In Québec, participants from the CFIA, the Ministère de l'Agriculture, des Pêcheries et de l'Alimentation du Québec (MAPAQ) and the Équipe québécoise de santé porcine (ÉQSP) worked remotely from Gaspé, Montréal, Québec City, St-Hyacinthe and Moncton, N.B. in response to a simulated ASF outbreak on a Québec hog farm.
The drill allowed the parties to
· practice information-sharing
· manage the organizations’ initial response
· figure out the logistics of quarantining the area
· discuss the possibility of voluntary movement stoppages
The groups stopped the simulated outbreak from spreading.
The exercise’s success “confirmed the value of carrying on with preparedness activities, exploring additional training and updating response plans,” Dr.
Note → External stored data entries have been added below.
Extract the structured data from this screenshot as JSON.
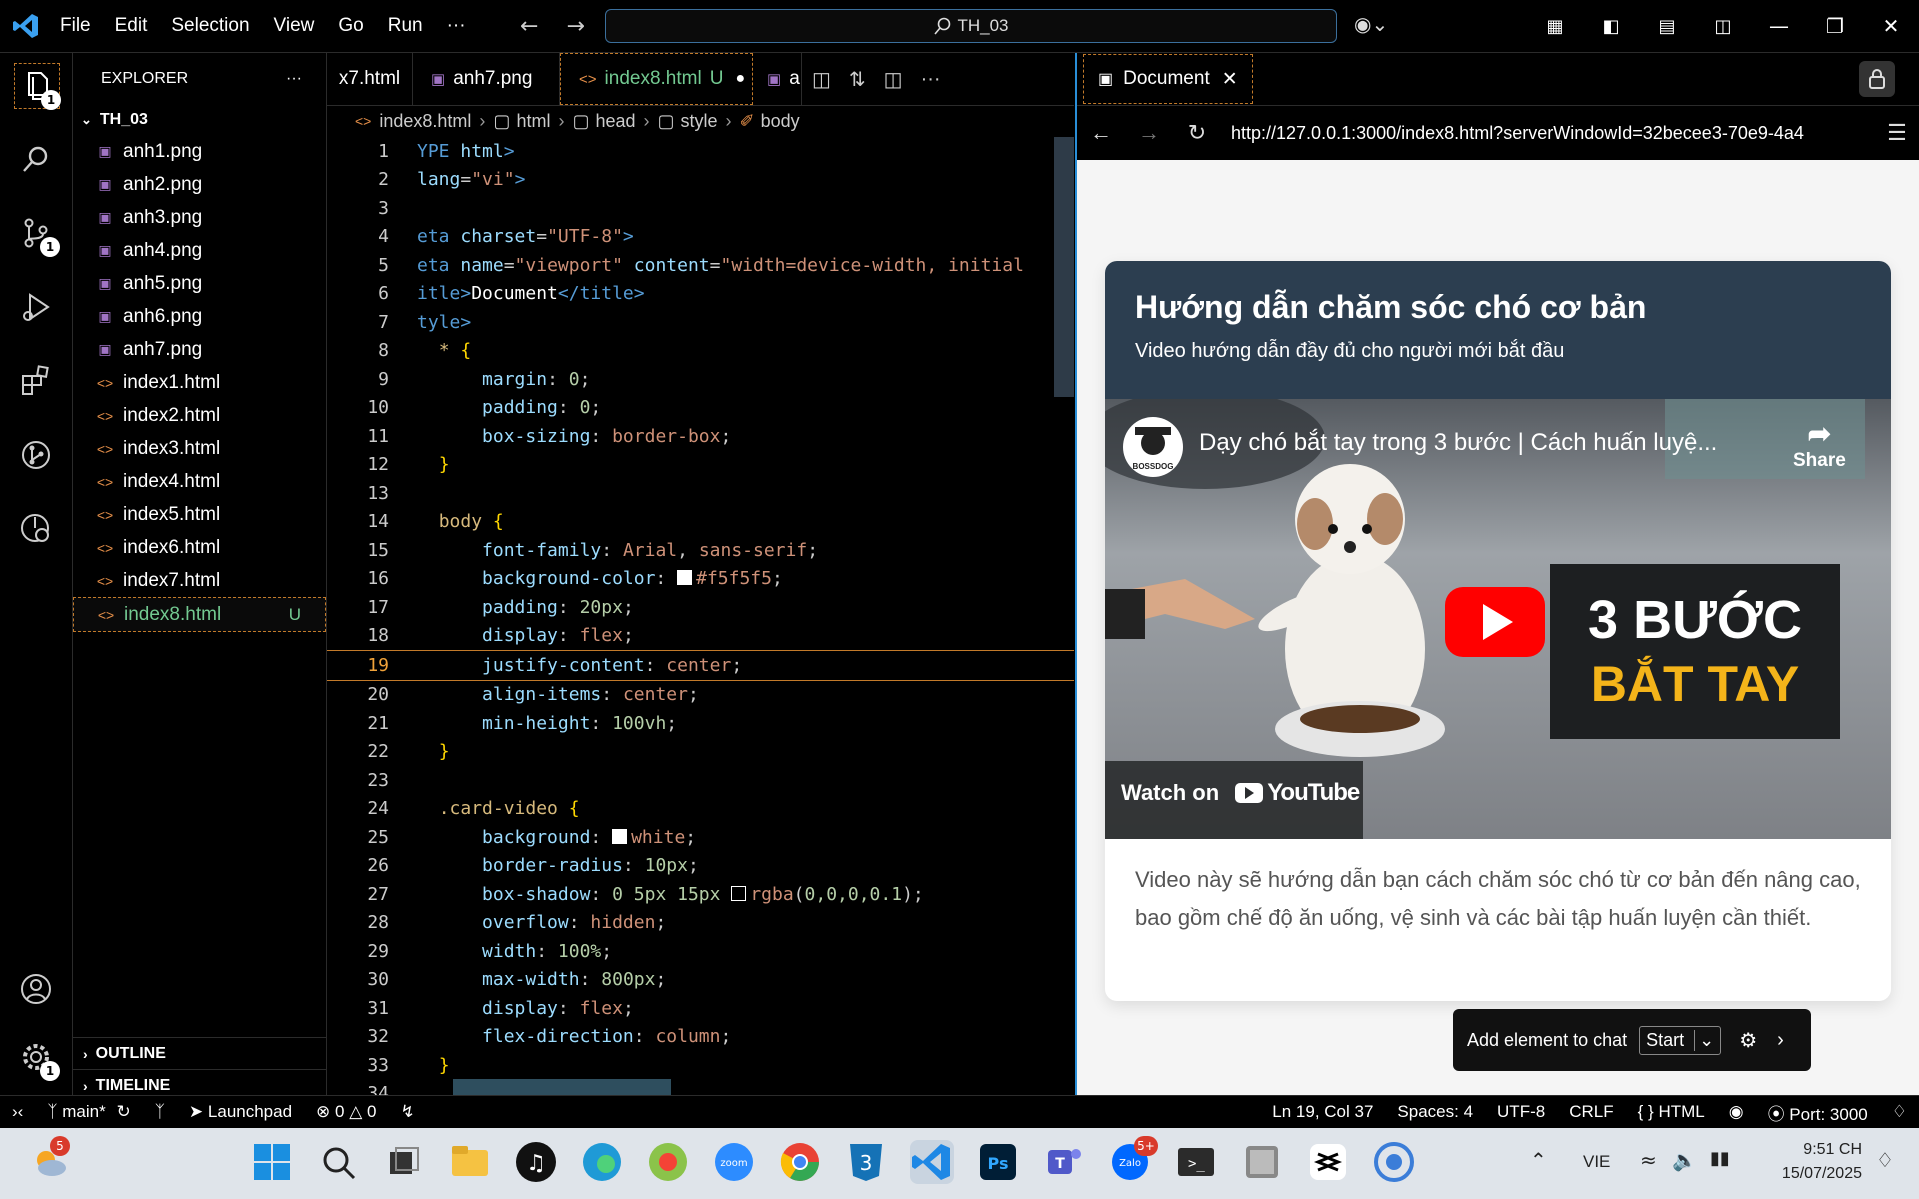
{
  "titlebar": {
    "menus": [
      "File",
      "Edit",
      "Selection",
      "View",
      "Go",
      "Run",
      "···"
    ],
    "search": "TH_03"
  },
  "activity": {
    "explorer_badge": "1",
    "scm_badge": "1",
    "settings_badge": "1"
  },
  "explorer": {
    "header": "EXPLORER",
    "folder": "TH_03",
    "files": [
      {
        "name": "anh1.png",
        "type": "png"
      },
      {
        "name": "anh2.png",
        "type": "png"
      },
      {
        "name": "anh3.png",
        "type": "png"
      },
      {
        "name": "anh4.png",
        "type": "png"
      },
      {
        "name": "anh5.png",
        "type": "png"
      },
      {
        "name": "anh6.png",
        "type": "png"
      },
      {
        "name": "anh7.png",
        "type": "png"
      },
      {
        "name": "index1.html",
        "type": "html"
      },
      {
        "name": "index2.html",
        "type": "html"
      },
      {
        "name": "index3.html",
        "type": "html"
      },
      {
        "name": "index4.html",
        "type": "html"
      },
      {
        "name": "index5.html",
        "type": "html"
      },
      {
        "name": "index6.html",
        "type": "html"
      },
      {
        "name": "index7.html",
        "type": "html"
      },
      {
        "name": "index8.html",
        "type": "html",
        "status": "U",
        "active": true
      }
    ],
    "outline": "OUTLINE",
    "timeline": "TIMELINE"
  },
  "editor": {
    "tabs": [
      {
        "label": "x7.html",
        "icon": ""
      },
      {
        "label": "anh7.png",
        "icon": "png"
      },
      {
        "label": "index8.html",
        "icon": "html",
        "status": "U",
        "active": true
      },
      {
        "label": "anh",
        "icon": "png"
      }
    ],
    "breadcrumb": [
      "index8.html",
      "html",
      "head",
      "style",
      "body"
    ],
    "current_line": 19,
    "lines": [
      [
        [
          "tk-tag",
          "YPE "
        ],
        [
          "tk-attr",
          "html"
        ],
        [
          "tk-tag",
          ">"
        ]
      ],
      [
        [
          "tk-attr",
          "lang"
        ],
        [
          "tk-p",
          "="
        ],
        [
          "tk-str",
          "\"vi\""
        ],
        [
          "tk-tag",
          ">"
        ]
      ],
      [],
      [
        [
          "tk-tag",
          "eta "
        ],
        [
          "tk-attr",
          "charset"
        ],
        [
          "tk-p",
          "="
        ],
        [
          "tk-str",
          "\"UTF-8\""
        ],
        [
          "tk-tag",
          ">"
        ]
      ],
      [
        [
          "tk-tag",
          "eta "
        ],
        [
          "tk-attr",
          "name"
        ],
        [
          "tk-p",
          "="
        ],
        [
          "tk-str",
          "\"viewport\" "
        ],
        [
          "tk-attr",
          "content"
        ],
        [
          "tk-p",
          "="
        ],
        [
          "tk-str",
          "\"width=device-width, initial"
        ]
      ],
      [
        [
          "tk-tag",
          "itle>"
        ],
        [
          "tk-txt",
          "Document"
        ],
        [
          "tk-tag",
          "</title>"
        ]
      ],
      [
        [
          "tk-tag",
          "tyle>"
        ]
      ],
      [
        [
          "tk-p",
          "  "
        ],
        [
          "tk-sel",
          "* "
        ],
        [
          "tk-br",
          "{"
        ]
      ],
      [
        [
          "tk-p",
          "      "
        ],
        [
          "tk-prop",
          "margin"
        ],
        [
          "tk-p",
          ": "
        ],
        [
          "tk-num",
          "0"
        ],
        [
          "tk-p",
          ";"
        ]
      ],
      [
        [
          "tk-p",
          "      "
        ],
        [
          "tk-prop",
          "padding"
        ],
        [
          "tk-p",
          ": "
        ],
        [
          "tk-num",
          "0"
        ],
        [
          "tk-p",
          ";"
        ]
      ],
      [
        [
          "tk-p",
          "      "
        ],
        [
          "tk-prop",
          "box-sizing"
        ],
        [
          "tk-p",
          ": "
        ],
        [
          "tk-val",
          "border-box"
        ],
        [
          "tk-p",
          ";"
        ]
      ],
      [
        [
          "tk-p",
          "  "
        ],
        [
          "tk-br",
          "}"
        ]
      ],
      [],
      [
        [
          "tk-p",
          "  "
        ],
        [
          "tk-sel",
          "body "
        ],
        [
          "tk-br",
          "{"
        ]
      ],
      [
        [
          "tk-p",
          "      "
        ],
        [
          "tk-prop",
          "font-family"
        ],
        [
          "tk-p",
          ": "
        ],
        [
          "tk-val",
          "Arial"
        ],
        [
          "tk-p",
          ", "
        ],
        [
          "tk-val",
          "sans-serif"
        ],
        [
          "tk-p",
          ";"
        ]
      ],
      [
        [
          "tk-p",
          "      "
        ],
        [
          "tk-prop",
          "background-color"
        ],
        [
          "tk-p",
          ": "
        ],
        [
          "swatch",
          "#ffffff"
        ],
        [
          "tk-val",
          "#f5f5f5"
        ],
        [
          "tk-p",
          ";"
        ]
      ],
      [
        [
          "tk-p",
          "      "
        ],
        [
          "tk-prop",
          "padding"
        ],
        [
          "tk-p",
          ": "
        ],
        [
          "tk-num",
          "20px"
        ],
        [
          "tk-p",
          ";"
        ]
      ],
      [
        [
          "tk-p",
          "      "
        ],
        [
          "tk-prop",
          "display"
        ],
        [
          "tk-p",
          ": "
        ],
        [
          "tk-val",
          "flex"
        ],
        [
          "tk-p",
          ";"
        ]
      ],
      [
        [
          "tk-p",
          "      "
        ],
        [
          "tk-prop",
          "justify-content"
        ],
        [
          "tk-p",
          ": "
        ],
        [
          "tk-val",
          "center"
        ],
        [
          "tk-p",
          ";"
        ]
      ],
      [
        [
          "tk-p",
          "      "
        ],
        [
          "tk-prop",
          "align-items"
        ],
        [
          "tk-p",
          ": "
        ],
        [
          "tk-val",
          "center"
        ],
        [
          "tk-p",
          ";"
        ]
      ],
      [
        [
          "tk-p",
          "      "
        ],
        [
          "tk-prop",
          "min-height"
        ],
        [
          "tk-p",
          ": "
        ],
        [
          "tk-num",
          "100vh"
        ],
        [
          "tk-p",
          ";"
        ]
      ],
      [
        [
          "tk-p",
          "  "
        ],
        [
          "tk-br",
          "}"
        ]
      ],
      [],
      [
        [
          "tk-p",
          "  "
        ],
        [
          "tk-sel",
          ".card-video "
        ],
        [
          "tk-br",
          "{"
        ]
      ],
      [
        [
          "tk-p",
          "      "
        ],
        [
          "tk-prop",
          "background"
        ],
        [
          "tk-p",
          ": "
        ],
        [
          "swatch",
          "#ffffff"
        ],
        [
          "tk-val",
          "white"
        ],
        [
          "tk-p",
          ";"
        ]
      ],
      [
        [
          "tk-p",
          "      "
        ],
        [
          "tk-prop",
          "border-radius"
        ],
        [
          "tk-p",
          ": "
        ],
        [
          "tk-num",
          "10px"
        ],
        [
          "tk-p",
          ";"
        ]
      ],
      [
        [
          "tk-p",
          "      "
        ],
        [
          "tk-prop",
          "box-shadow"
        ],
        [
          "tk-p",
          ": "
        ],
        [
          "tk-num",
          "0 5px 15px "
        ],
        [
          "swatch",
          "#000000"
        ],
        [
          "tk-val",
          "rgba"
        ],
        [
          "tk-p",
          "("
        ],
        [
          "tk-num",
          "0,0,0,0.1"
        ],
        [
          "tk-p",
          ");"
        ]
      ],
      [
        [
          "tk-p",
          "      "
        ],
        [
          "tk-prop",
          "overflow"
        ],
        [
          "tk-p",
          ": "
        ],
        [
          "tk-val",
          "hidden"
        ],
        [
          "tk-p",
          ";"
        ]
      ],
      [
        [
          "tk-p",
          "      "
        ],
        [
          "tk-prop",
          "width"
        ],
        [
          "tk-p",
          ": "
        ],
        [
          "tk-num",
          "100%"
        ],
        [
          "tk-p",
          ";"
        ]
      ],
      [
        [
          "tk-p",
          "      "
        ],
        [
          "tk-prop",
          "max-width"
        ],
        [
          "tk-p",
          ": "
        ],
        [
          "tk-num",
          "800px"
        ],
        [
          "tk-p",
          ";"
        ]
      ],
      [
        [
          "tk-p",
          "      "
        ],
        [
          "tk-prop",
          "display"
        ],
        [
          "tk-p",
          ": "
        ],
        [
          "tk-val",
          "flex"
        ],
        [
          "tk-p",
          ";"
        ]
      ],
      [
        [
          "tk-p",
          "      "
        ],
        [
          "tk-prop",
          "flex-direction"
        ],
        [
          "tk-p",
          ": "
        ],
        [
          "tk-val",
          "column"
        ],
        [
          "tk-p",
          ";"
        ]
      ],
      [
        [
          "tk-p",
          "  "
        ],
        [
          "tk-br",
          "}"
        ]
      ],
      []
    ]
  },
  "preview": {
    "tab_title": "Document",
    "url": "http://127.0.0.1:3000/index8.html?serverWindowId=32becee3-70e9-4a4",
    "card_title": "Hướng dẫn chăm sóc chó cơ bản",
    "card_subtitle": "Video hướng dẫn đầy đủ cho người mới bắt đầu",
    "video": {
      "title": "Dạy chó bắt tay trong 3 bước | Cách huấn luyệ...",
      "channel_logo_text": "BOSSDOG",
      "share": "Share",
      "overlay_line1": "3 BƯỚC",
      "overlay_line2": "BẮT TAY",
      "watch_on": "Watch on",
      "youtube": "YouTube"
    },
    "description": "Video này sẽ hướng dẫn bạn cách chăm sóc chó từ cơ bản đến nâng cao, bao gồm chế độ ăn uống, vệ sinh và các bài tập huấn luyện cần thiết.",
    "chat_label": "Add element to chat",
    "chat_start": "Start"
  },
  "statusbar": {
    "branch": "main*",
    "launchpad": "Launchpad",
    "errors": "0",
    "warnings": "0",
    "position": "Ln 19, Col 37",
    "spaces": "Spaces: 4",
    "encoding": "UTF-8",
    "eol": "CRLF",
    "language": "HTML",
    "port": "Port: 3000"
  },
  "taskbar": {
    "weather_badge": "5",
    "zalo_badge": "5+",
    "language": "VIE",
    "time": "9:51 CH",
    "date": "15/07/2025"
  },
  "colors": {
    "accent": "#2a8fd8",
    "modified": "#73c991",
    "card_header": "#2c3e50",
    "youtube_red": "#ff0000",
    "overlay_yellow": "#f4b41a"
  }
}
Jaspinder Komal, Canada’s chief veterinary officer, said in the release.
More than 30 representatives from both the Canadian government and the Canadian swine industry met in Winnipeg to discuss a response strategy in case ASF makes its way into Western Canada.
The talks focused on
· establishing a multi-province incident command structure (ICS)
· the logistic of culling infected herds
· monitoring the movement of pigs
· using a zoning system to coordinate the groups’ response
The western Canada group still needs to identify planning gaps and work out a joint emergency operations centre structure. It has committed to establishing its ICS and forming a steering committee with federal, provincial and industry partners.